Metadata and tagging

Delivering to the expectations in WIPII will require making much better use of metadata and tags than is currently the case. Only if content is described accurately can we surface it in the right places, identify other related content and enable users to easily find what they are looking for. This page is only to capture a few aspects that might prove tricky, not to be the comeplete requirements set for metadata. I know that Squiz already offers much functionality in tis area, with which Andrew or other developers will become familiar. I am sure many of the common elements (data created, date expires (or maybe a content review date), author, asset type, etc) will serve our needs well. 

Although all metadata is data about other data in this context metadata refers to the more rigid and predefined approach known as a taxonomy and tagging the more flexible and user-defined approach. While we will often use only a metadata approach to describe our digital assets, there are times when allowing the user to select their own terms is beneficial, either because we have not provided the correct values or so we can learn what the most common values are. 

In a previous life I was responsible for a metadata working group that created and incentivised the adoption of a new approach to metadata for the NZ compulsory education sector.
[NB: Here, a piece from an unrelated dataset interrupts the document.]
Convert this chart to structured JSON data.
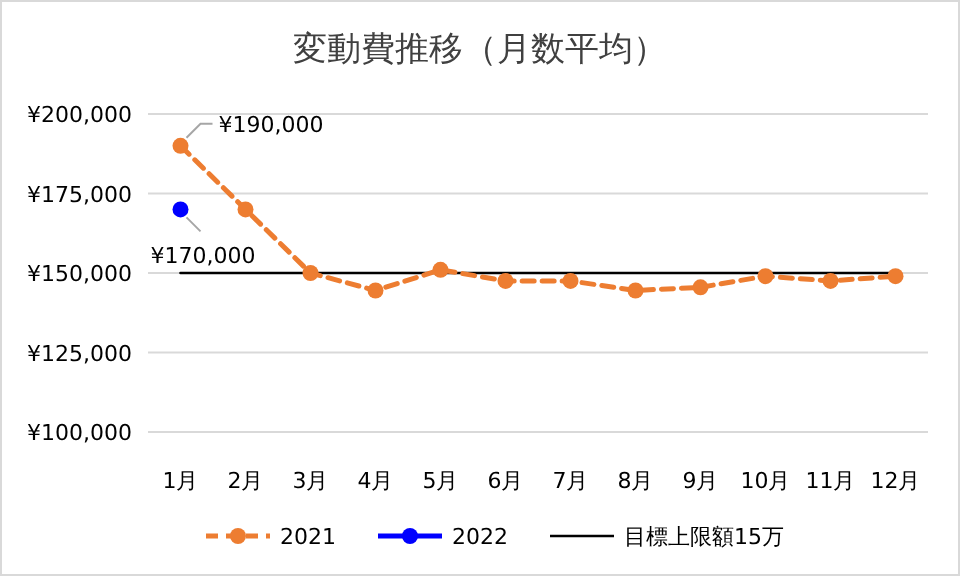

Of note was the blend of "structured learning resource metadata" (based on IEE LOM and Dublin Core) and "user annotated" (or peer enhanced" metadata. Feel free to read over the final report and the vocabulary and numbering schema. For more on this user-peer approach see this child page.

The two approaches do not need to be mutually exclusive. Rather, they can play complimentary and supporting roles. Both could be useful for an area like research expertise, where whatever value list we provide will be insufficient for some researchers. But in most areas there will be little or no need for the user annotated or peer enhanced approach.

Topic-subject taxonomy

The single most complex area will be the topic/subject, not only because of the large number of values (including the possibility that lower level subjects will be in more than one branch and that entire topic branches might repeat under different mega-topics) but because I hope that what was designed for navigation to find subjects we teach will also work for research areas (for both Media guide and Research expertise). If this works this taxonomy functions like a keyword tag set for many other asset types (e.g. news, events, features, etc).

Some challenges with this approach are:

  • Alternative terms: How do we discover the alternative terms with which a user might know one of our subjects. This ranges from the easy to predict area of abbreviations (taxation is also referred to as tax, mathematics as maths or (in America) math) and acronyms (e.g. english for speakers of other languages as ESOL) to the more challenging of thesaurus terms (teaching and teacher training could both map to education).
  • Alternative spelling: We do not want new tags that are only an alternative spelling of the official tag value, either when this was a mistake or an intentional alternative spelling. Suggesting close matches while people are typing is useful, honing in on likely values. See http://www.google.com or http://www.trademe.co.nz. for good examples of this in action.
  • Growing our taxonomy: We ought to review the user annotations periodically, seeking to learn from the terms our users prefer and reflecting on how we evolve our official tag set.
  • For humans or machines: We need to decide if the primary user of the metadata/tags are humans or machines. If the later, we might wish a numbering system/schema, as they are more precise and more efficient for storage and movement. This was an essential element of the approach that I previously sponsored, as we had multiple repositories of learning resources and yet harvested all the metadata in to a central repository for search/discovery (DigitalNZ). We may not have this complexity and might therefore have less need for a numbering system. However, we still have the issue of
  • Same string at different levels: For example, accounting is both a topic and a subject, as is economics or psychology. It will most likely be necessary to which level has been tagged, as the relationship between subjects would be different than between topics. For example, economics as a subject might be related to other subjects like econometrics (as they are in the same topic) and finance (in another topic) and as a topic be related to other topics such as government or social sciences. We could possible work around this by a smart combination of UI (only store tags at the subject level even if the interface appears to allow topic level tagging) and/or storing an string that captures both the value and its position (e.g. the string might be "topic:economics"
  • Relative importance of taxonomy values and tags: We need to determine if we give a higher weight to the values selected from the structured/official/published set than to the user annotated values. How do we want to treat them? Is this possible technically?
  • Intended audience: Would we gain benefit from an element that targets an asset to an audience or a specific part of the site directly? For example, we might have two descriptions of the same subject, one for undergraduates and one for postgraduates.

Tagging people

Many assets will relate to people, either explicitly (as in a staff profile or the author of an article/paper/etc) or less obviously (as in mostly about someone). If we treated this element as "primary person", allowed multiple values, then we can build up a relationship between any asset and one or more people. US/UI design will have to figure out how we identify somebody (e.g. by url to profile, user name, email , etc).

Combined with the topic-subject tags this primary person becomes very powerful. We can easily allow a reader to discover more about the primary person (courses taught, articles published, events where they will speak). We could develop/deploy some visualisation tool that shows the nodal relationships between our assets like this DIgitalNZ example.